I fought the urge to punch the air with a fist.

‘I like being around,’ I replied. ‘A lot.’

‘Daddy, can we watch a movie now?’ Jack asked as he hopped from one foot to the other on the kitchen tiles.

Sam glanced at the clock. ‘I’m not sure that’s such a good idea, buddy. It’s quite late.’

‘Oh please?’ Holly stood next to Sam and grabbed his leg.

I wanted to help Sam out. ‘How about if you watch the first half an hour while your dinner goes down, then it’ll be time for a bath and to get ready for bed? You can watch the rest tomorrow then, if it’s okay with your dad.’

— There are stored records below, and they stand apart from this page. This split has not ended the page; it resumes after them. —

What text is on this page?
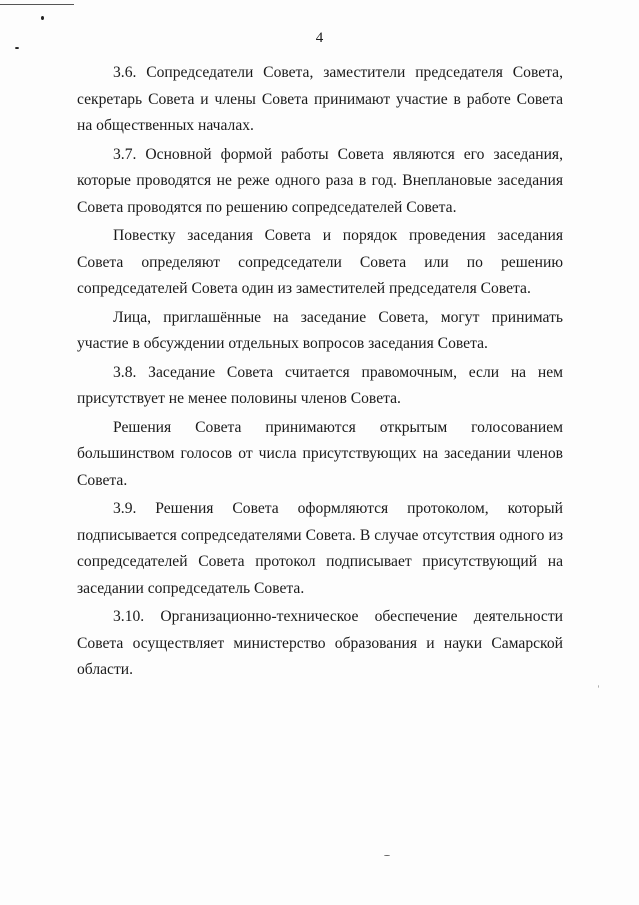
4

3.6. Сопредседатели Совета, заместители председателя Совета, секретарь Совета и члены Совета принимают участие в работе Совета на общественных началах.

3.7. Основной формой работы Совета являются его заседания, которые проводятся не реже одного раза в год. Внеплановые заседания Совета проводятся по решению сопредседателей Совета.

Повестку заседания Совета и порядок проведения заседания Совета определяют сопредседатели Совета или по решению сопредседателей Совета один из заместителей председателя Совета.

Лица, приглашённые на заседание Совета, могут принимать участие в обсуждении отдельных вопросов заседания Совета.

3.8. Заседание Совета считается правомочным, если на нем присутствует не менее половины членов Совета.

Решения Совета принимаются открытым голосованием большинством голосов от числа присутствующих на заседании членов Совета.

3.9. Решения Совета оформляются протоколом, который подписывается сопредседателями Совета. В случае отсутствия одного из сопредседателей Совета протокол подписывает присутствующий на заседании сопредседатель Совета.

3.10. Организационно-техническое обеспечение деятельности Совета осуществляет министерство образования и науки Самарской области.
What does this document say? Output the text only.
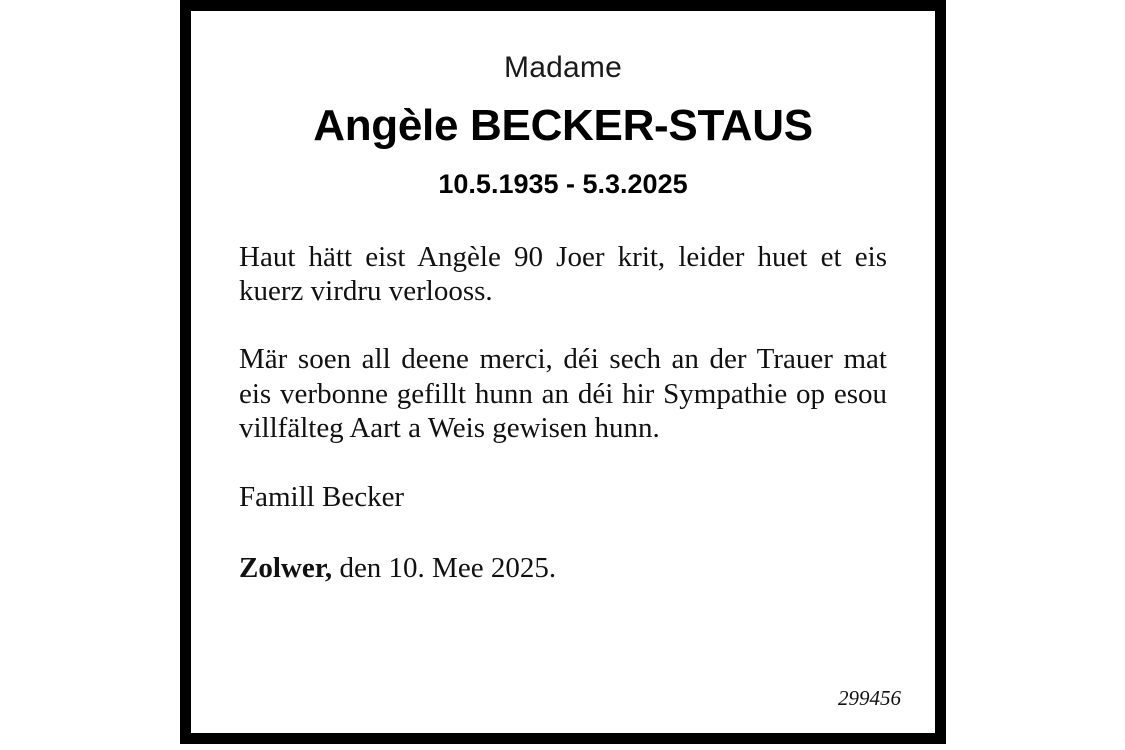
Madame
Angèle BECKER-STAUS
10.5.1935 - 5.3.2025
Haut hätt eist Angèle 90 Joer krit, leider huet et eis kuerz virdru verlooss.
Mär soen all deene merci, déi sech an der Trauer mat eis verbonne gefillt hunn an déi hir Sympathie op esou villfälteg Aart a Weis gewisen hunn.
Famill Becker
Zolwer, den 10. Mee 2025.
299456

‘Great idea!’ Jack shouted and took my hand and shook it up and down. ‘Clever Katie! Clever Katie!’

I giggled as the children ran into the lounge and I heard them debate which movie to watch.

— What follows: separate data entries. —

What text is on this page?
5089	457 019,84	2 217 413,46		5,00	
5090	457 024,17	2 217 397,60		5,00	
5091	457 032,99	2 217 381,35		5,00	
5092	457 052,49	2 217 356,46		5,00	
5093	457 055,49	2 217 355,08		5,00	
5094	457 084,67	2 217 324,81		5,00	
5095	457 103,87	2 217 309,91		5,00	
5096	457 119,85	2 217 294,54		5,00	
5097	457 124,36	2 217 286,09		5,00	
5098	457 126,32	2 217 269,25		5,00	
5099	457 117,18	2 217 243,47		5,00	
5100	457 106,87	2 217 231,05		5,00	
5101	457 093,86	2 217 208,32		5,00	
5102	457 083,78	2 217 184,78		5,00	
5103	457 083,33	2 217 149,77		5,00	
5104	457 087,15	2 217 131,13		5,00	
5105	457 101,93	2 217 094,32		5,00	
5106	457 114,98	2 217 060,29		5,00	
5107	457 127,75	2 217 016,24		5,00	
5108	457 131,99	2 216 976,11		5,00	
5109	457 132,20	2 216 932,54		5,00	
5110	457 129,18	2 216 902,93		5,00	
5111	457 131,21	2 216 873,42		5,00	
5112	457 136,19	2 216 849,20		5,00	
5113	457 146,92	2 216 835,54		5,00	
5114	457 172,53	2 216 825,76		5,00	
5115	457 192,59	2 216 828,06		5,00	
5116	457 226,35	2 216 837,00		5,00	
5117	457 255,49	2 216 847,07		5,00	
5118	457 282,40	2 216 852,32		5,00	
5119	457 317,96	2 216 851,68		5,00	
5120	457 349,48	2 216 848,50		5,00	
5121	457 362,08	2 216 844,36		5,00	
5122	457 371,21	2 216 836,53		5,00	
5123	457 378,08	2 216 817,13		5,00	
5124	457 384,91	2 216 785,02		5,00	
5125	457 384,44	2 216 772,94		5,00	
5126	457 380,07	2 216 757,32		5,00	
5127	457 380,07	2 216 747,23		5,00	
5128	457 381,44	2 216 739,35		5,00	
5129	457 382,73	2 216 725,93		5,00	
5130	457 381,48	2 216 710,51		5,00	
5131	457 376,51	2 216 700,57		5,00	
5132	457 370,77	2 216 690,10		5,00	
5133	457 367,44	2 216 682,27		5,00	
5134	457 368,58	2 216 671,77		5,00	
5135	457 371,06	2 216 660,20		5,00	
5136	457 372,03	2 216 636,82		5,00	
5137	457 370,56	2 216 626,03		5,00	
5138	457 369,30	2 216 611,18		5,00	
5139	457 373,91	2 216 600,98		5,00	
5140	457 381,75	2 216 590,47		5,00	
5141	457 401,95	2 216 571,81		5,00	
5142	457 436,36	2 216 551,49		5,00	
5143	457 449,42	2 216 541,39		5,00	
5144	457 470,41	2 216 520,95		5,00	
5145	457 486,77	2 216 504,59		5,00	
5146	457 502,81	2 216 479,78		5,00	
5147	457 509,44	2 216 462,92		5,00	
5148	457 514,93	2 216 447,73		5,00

‘Was that all right?’ I took a step closer to Sam. ‘I don’t want to talk out of turn. I just wanted to help out then and I…I uh…’ My words disappeared as my brain disengaged. Sam wound his fingers into my hair and pulled me towards him. As he pressed his lips to mine, I could smell garlic and wine and that delicious scent that was all his own. I wanted this man. But not just once. I knew that if I ever got lucky enough to actually be with him again, then once would not be enough.

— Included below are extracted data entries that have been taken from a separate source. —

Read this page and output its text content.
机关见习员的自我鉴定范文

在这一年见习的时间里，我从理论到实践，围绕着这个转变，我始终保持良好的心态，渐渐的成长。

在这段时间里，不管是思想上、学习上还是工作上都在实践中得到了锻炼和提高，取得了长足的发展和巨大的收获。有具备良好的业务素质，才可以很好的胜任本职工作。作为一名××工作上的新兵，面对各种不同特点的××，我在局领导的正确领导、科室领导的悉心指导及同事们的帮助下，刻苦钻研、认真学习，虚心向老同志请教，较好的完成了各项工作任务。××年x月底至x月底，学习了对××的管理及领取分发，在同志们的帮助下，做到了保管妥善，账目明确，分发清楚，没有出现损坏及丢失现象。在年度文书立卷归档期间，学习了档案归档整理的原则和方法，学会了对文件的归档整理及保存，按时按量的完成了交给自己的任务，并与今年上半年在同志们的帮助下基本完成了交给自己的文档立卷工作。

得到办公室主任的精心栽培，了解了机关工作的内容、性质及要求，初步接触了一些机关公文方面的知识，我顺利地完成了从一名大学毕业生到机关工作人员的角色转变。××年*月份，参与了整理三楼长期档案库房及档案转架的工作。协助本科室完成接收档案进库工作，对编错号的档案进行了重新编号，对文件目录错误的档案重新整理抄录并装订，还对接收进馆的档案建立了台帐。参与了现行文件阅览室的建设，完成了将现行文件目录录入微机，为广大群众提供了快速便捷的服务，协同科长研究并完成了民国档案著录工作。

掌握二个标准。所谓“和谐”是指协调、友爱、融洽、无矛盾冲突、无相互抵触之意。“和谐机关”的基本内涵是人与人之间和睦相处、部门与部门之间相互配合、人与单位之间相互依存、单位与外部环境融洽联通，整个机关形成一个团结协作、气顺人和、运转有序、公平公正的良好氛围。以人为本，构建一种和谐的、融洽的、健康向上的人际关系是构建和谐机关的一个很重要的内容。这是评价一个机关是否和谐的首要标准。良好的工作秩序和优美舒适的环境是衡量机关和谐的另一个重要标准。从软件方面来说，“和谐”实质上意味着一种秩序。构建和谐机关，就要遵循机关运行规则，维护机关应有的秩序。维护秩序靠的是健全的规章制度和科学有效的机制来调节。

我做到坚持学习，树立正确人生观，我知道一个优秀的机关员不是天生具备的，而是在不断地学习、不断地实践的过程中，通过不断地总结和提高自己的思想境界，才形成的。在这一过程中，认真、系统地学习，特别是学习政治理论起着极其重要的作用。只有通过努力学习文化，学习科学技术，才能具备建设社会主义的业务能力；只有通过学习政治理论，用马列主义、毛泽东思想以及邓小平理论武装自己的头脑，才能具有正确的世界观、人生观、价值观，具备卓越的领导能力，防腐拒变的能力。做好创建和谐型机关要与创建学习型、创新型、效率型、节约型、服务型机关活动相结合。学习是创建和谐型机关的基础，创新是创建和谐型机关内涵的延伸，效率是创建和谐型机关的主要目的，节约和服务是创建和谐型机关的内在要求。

I would want him for ever.

He pulled back slightly and squinted at me. ‘Can’t see you very well this close, Katie. But holding you and kissing you just feels right. Like coming home.’

‘Uh huh.’
Do it some more!

And he did. He feathered soft little kisses over my lips then as his breathing quickened, he slid his tongue into my mouth and ran it over mine. I felt my own tongue come to life, as if independent of my body, and it flickered back at his, tangling with it in a heated dance of passion. A moan escaped from deep in my throat and heat flooded through me. Sam grabbed my leg and pulled it up to his hip, squeezing my thigh with his large strong hand. As he reached around and cupped my behind, I wrapped my arms around his neck and surrendered to my desire.